8. The method for preparing lithium bisfluorosulfonimide according to claim 1, characterized in that an organic base is also added in the reaction for preparing the bisfluorosulfonimide salt.
9. The preparation method of lithium bisfluorosulfonyl imide according to any one of claims 1 to 3 or any one of claims 5 to 8, characterized in that the purification method is: adding a poor solvent for crystallization, and the poor solvent is crystallized. The solvent is preferably one or more combinations of C5 to C8 alkanes, benzene, toluene, xylene, methylene chloride, dichloroethane, trichloroethane, tetrachloroethane, and carbon tetrachloride;

   Preferably, crystal washing is also included after the crystallization.

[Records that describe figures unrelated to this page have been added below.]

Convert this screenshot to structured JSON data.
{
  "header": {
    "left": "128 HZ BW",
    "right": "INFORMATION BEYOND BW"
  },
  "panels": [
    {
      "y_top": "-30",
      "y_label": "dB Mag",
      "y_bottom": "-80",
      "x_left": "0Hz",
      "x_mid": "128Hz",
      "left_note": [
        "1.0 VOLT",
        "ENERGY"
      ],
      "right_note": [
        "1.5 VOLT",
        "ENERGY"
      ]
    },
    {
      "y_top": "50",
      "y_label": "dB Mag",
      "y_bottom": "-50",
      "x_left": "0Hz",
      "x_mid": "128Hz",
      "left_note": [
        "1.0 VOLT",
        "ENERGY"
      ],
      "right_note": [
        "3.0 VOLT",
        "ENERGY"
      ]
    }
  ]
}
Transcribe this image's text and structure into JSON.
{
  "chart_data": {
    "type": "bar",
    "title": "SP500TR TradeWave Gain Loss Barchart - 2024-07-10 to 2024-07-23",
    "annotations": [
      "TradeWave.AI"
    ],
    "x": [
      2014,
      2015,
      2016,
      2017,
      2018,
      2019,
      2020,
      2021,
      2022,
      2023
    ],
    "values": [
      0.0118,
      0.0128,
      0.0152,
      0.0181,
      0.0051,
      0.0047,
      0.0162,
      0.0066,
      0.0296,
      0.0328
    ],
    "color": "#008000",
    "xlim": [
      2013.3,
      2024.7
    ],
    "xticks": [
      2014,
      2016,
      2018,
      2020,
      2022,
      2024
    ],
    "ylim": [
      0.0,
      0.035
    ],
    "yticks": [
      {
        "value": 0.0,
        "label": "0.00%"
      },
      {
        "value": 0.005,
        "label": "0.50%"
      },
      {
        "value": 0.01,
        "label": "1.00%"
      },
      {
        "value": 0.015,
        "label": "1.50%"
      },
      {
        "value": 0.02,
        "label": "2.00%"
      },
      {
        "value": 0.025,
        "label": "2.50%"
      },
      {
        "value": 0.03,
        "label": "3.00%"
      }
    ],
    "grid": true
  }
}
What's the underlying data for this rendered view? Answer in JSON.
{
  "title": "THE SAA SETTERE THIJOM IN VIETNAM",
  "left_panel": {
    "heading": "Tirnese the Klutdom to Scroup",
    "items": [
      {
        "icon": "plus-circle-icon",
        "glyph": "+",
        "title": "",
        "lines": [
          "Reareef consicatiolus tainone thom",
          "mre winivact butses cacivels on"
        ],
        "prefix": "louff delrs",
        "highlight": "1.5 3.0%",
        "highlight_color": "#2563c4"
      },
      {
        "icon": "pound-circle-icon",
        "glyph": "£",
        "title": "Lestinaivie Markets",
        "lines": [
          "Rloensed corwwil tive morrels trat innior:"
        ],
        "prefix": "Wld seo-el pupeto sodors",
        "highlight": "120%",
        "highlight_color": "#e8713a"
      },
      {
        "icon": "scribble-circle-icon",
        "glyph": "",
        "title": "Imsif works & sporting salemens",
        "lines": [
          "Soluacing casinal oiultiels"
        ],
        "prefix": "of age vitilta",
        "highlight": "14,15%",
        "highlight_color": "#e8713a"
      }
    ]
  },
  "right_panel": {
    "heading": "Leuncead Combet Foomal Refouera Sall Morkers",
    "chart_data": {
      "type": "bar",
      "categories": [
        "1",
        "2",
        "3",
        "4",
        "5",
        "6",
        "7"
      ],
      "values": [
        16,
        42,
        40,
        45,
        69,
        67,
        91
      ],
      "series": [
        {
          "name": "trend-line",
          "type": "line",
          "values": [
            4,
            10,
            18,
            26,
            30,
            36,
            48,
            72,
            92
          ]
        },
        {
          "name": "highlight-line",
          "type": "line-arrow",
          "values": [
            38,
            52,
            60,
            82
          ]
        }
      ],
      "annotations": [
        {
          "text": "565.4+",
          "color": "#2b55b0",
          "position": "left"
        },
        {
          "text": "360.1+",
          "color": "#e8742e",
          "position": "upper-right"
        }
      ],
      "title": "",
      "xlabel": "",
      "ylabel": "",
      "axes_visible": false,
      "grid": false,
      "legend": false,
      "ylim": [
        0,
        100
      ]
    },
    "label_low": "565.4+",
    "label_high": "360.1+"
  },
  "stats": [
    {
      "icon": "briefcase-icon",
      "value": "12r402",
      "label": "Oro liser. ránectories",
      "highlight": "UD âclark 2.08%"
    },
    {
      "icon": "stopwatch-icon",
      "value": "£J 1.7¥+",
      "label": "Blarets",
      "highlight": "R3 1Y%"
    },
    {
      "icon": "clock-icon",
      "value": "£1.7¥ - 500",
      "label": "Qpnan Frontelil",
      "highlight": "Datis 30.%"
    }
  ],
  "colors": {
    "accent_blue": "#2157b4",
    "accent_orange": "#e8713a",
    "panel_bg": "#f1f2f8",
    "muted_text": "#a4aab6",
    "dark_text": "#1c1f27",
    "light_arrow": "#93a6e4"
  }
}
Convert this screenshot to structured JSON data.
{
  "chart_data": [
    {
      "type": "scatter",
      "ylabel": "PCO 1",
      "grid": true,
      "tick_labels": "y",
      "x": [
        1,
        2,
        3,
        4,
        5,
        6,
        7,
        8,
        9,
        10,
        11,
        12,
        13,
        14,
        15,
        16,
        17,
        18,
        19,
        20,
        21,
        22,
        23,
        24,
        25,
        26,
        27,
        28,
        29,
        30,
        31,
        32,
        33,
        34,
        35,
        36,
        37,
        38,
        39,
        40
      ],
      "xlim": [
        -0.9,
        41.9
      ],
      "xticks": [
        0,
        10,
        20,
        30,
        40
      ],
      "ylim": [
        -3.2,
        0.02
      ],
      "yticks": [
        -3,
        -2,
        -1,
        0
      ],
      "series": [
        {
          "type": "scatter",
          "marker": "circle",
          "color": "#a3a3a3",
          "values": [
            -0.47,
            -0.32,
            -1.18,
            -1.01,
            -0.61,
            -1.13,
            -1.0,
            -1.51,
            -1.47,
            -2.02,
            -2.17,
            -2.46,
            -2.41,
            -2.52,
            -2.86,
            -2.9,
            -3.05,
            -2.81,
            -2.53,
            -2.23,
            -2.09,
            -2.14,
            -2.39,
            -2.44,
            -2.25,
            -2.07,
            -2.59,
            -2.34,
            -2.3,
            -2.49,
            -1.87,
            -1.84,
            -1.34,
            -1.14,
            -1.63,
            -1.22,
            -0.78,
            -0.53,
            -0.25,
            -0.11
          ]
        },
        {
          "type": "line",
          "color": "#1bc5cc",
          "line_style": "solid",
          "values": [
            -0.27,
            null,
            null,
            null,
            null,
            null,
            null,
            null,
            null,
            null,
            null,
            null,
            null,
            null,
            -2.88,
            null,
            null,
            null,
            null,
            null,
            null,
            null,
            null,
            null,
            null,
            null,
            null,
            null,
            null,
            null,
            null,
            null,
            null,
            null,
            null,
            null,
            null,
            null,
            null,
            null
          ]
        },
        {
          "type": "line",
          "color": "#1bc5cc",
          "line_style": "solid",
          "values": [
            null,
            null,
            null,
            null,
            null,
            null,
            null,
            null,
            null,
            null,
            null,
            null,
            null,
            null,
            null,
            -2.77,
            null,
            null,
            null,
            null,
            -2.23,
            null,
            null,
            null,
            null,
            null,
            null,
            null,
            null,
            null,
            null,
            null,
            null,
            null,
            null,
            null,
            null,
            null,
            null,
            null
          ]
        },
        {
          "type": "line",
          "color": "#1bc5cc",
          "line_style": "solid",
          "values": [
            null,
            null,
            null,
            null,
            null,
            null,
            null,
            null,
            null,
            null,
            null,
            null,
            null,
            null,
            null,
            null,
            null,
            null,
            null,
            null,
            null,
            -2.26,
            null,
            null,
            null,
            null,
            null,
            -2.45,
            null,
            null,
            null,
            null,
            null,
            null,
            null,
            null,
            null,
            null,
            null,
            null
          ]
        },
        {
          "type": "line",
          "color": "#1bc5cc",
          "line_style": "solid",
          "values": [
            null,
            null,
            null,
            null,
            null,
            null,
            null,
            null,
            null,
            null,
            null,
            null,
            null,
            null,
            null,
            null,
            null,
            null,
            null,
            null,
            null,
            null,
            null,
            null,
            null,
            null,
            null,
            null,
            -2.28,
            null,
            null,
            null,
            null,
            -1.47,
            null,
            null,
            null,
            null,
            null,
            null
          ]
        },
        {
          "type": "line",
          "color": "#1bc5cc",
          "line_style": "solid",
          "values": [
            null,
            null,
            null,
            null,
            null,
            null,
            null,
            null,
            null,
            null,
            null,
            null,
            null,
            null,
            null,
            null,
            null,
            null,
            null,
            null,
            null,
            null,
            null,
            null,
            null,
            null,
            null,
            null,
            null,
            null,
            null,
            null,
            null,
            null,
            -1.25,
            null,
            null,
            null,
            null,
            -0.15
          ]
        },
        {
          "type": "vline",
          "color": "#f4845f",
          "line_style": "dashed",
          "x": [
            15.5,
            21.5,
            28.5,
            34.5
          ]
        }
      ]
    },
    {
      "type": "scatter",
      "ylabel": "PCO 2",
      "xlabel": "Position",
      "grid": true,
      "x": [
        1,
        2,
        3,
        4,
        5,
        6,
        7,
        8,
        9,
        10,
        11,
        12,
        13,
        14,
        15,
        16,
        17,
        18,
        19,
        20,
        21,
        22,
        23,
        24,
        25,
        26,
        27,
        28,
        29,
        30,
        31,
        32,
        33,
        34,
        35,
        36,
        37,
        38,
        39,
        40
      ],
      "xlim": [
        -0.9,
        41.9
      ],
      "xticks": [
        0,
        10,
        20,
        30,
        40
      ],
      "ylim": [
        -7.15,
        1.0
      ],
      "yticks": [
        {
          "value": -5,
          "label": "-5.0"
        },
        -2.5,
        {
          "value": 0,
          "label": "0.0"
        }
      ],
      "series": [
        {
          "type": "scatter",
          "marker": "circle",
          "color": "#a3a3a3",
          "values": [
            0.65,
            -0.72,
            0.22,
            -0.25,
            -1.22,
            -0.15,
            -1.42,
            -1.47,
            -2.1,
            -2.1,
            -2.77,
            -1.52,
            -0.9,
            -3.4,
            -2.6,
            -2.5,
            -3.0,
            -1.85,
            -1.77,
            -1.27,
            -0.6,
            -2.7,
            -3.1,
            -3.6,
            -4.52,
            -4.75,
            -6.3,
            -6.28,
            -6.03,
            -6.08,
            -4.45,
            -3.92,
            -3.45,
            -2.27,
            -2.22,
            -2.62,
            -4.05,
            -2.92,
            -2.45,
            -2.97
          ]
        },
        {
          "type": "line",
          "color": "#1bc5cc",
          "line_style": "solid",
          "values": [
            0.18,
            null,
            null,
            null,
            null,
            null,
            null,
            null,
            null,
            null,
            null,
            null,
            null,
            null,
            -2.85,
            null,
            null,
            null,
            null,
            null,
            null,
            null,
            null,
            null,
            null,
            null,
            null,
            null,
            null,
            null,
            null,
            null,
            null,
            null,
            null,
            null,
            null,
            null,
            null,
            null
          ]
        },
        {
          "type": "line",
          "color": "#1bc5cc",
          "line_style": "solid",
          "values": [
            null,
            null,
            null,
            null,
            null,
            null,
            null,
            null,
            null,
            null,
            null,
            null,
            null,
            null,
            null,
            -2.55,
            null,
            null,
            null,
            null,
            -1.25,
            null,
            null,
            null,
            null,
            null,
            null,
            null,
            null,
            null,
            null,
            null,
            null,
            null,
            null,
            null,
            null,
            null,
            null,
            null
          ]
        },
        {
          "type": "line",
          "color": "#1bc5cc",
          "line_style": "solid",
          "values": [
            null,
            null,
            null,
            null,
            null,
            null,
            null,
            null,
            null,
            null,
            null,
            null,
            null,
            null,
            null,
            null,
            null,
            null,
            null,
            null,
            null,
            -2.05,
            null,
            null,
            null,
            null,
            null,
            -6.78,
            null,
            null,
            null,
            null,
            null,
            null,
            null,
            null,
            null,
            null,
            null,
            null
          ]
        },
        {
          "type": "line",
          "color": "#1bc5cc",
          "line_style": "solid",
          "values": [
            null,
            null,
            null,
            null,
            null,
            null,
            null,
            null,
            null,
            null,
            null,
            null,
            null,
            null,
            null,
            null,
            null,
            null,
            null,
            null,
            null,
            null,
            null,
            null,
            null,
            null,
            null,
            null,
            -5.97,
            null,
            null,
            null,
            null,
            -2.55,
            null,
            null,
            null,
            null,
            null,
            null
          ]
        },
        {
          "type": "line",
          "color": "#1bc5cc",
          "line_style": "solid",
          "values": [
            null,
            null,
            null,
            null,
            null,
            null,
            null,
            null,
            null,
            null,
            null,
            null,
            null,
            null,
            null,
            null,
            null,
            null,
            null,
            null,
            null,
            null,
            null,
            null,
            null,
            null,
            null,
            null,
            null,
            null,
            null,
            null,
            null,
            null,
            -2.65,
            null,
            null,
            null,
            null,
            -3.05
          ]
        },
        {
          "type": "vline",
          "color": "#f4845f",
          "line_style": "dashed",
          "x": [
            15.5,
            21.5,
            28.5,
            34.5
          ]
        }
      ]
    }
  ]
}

10. The preparation method of lithium bisfluorosulfonimide according to claim 9, characterized in that, before the crystallization, it also includes: desolventizing and filtering the reaction product of the bisfluorosulfonimide salt and the lithium source, concentrate.
11. The preparation method of lithium bisfluorosulfonyl imide according to claim 1, characterized in that the conditions of the vacuum distillation are: material temperature 50-55°C, vacuum ≥-0.09Mpa.
12. Preparation method of lithium bisfluorosulfonyl imide according to claim 1 or 11 The method is characterized in that, after the vacuum distillation, it also includes: washing with water to obtain the bisfluorosulfonimide salt.